I may not have any children, but Germany’s always been good to me — and as usual, you’re entitled to my opinion.
Volk Heroes, by Rebecca Schuman (Slate)
This fun new book about how Germans raise their kids will break American parents’ hearts.
In a memorable scene of Sara Zaske’s guide to German-style parenting, Achtung Baby: An American Mom on the German Art of Raising Self-Reliant Children, Zaske sends her 4-year-old daughter Sophia to her Berlin preschool with a bathing suit in her bag. It turns out, however, that the suit is unnecessary: All the tykes at Sophia’s Kita frolic in the water-play area naked. Later that year, Sophia and the rest of her Kita class take part in a gleefully parent-free sleepover. A sleepover! At school! For a 4-year-old! These two snapshots of life as a modern German child—uninhibited nudity; jaw-dropping independence—neatly encapsulate precisely why Zaske’s book is in equal turns exhilarating and devastating to an American parent.
Zaske argues that thanks in large part to the anti-authoritarian attitudes of the postwar generation (the so-called “68ers”), contemporary German parents give their children a great deal of freedom—to do dangerous stuff; to go places alone; to make their own mistakes, most of which involve nudity, fire, or both. This freedom makes those kids better, happier, and ultimately less prone to turn into miserable sociopaths. “The biggest lesson I learned in Germany,” she writes, “is that my children are not really mine. They belong first and foremost to themselves. I already knew this intellectually, but when I saw parents in Germany put this value into practice, I saw how differently I was acting.” Yes, Zaske notes, we here in the ostensible land of the free could learn a thing or zwei from our friends in Merkel-world. It’s breathtaking to rethink so many American parenting assumptions in light of another culture’s way of doing things. But it’s devastating to consider just how unlikely it is that we’ll ever adopt any of these delightful German habits on a societal level.

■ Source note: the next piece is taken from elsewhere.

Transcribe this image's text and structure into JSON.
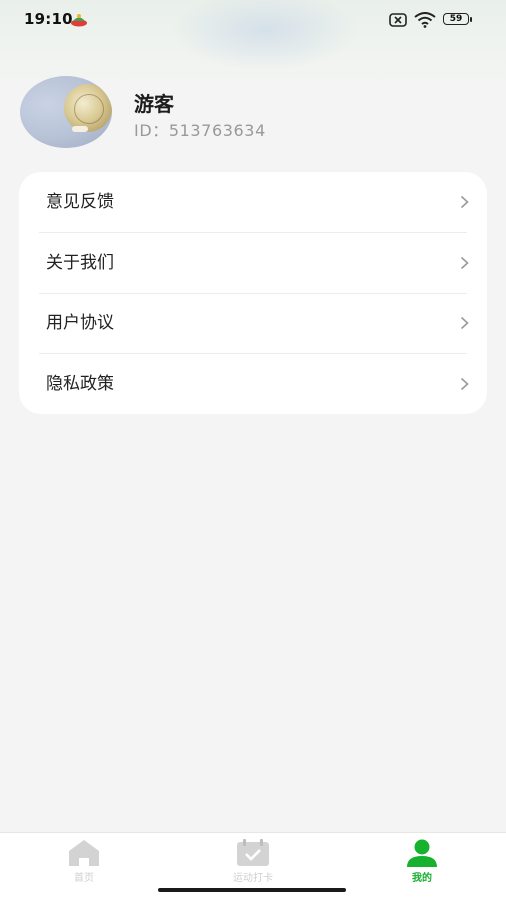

This is not just because Americans pride ourselves on eschewing the advice of outsiders, though that certainly doesn’t help. Our political and social institutions are so firmly entrenched that no amount of wise Germanic advice can help us. “We’ve created a culture of control,” Zaske laments. “In the name of safety and academic achievement, we have stripped kids of fundamental rights and freedoms: the freedom to move, to be alone for even a few minutes, to take risks, to play, to think for themselves” …
This being America, of course auto-centrism plays its sad part once the family returns stateside.
For example, when Sophia starts first grade, school administrators remind parents that under no circumstances should they drop children off in an automobile. Could you imagine? I can’t. In the contemporary United States, even in larger cities (with New York being the only notable exception), school is so synonymous with the interminable “drop-off line” that its vicissitudes are the subject of bestselling mom-book rants.
In open defiance of this custom, I ride my daughter the 4½ miles to preschool on a bike—she gets pulled along the mean streets of St. Louis in a Burley trailer—only to get yelled at by moms in idling SUVs outside the school. A few weeks ago, all of us parents even got a sternly worded email from the director, chastising the few who do pick up their children on foot for blocking the valet-style “carpool line” with “pedestrian traffic.” This is unsurprising; most children in the U.S. do not walk to school, even if they live close enough to do so—to the detriment of their physical fitness, independence and joy, and of course also the environment. (Zaske experiences this culture shock in reverse when her family moves back to the U.S. and she makes the unheard-of suggestion of a solitary “walk to school day” at Sophia’s new San Francisco elementary.)
I really, really wish that stork would have been sober, and dropped me somewhere in Mitteleuropa as specified on the invoice.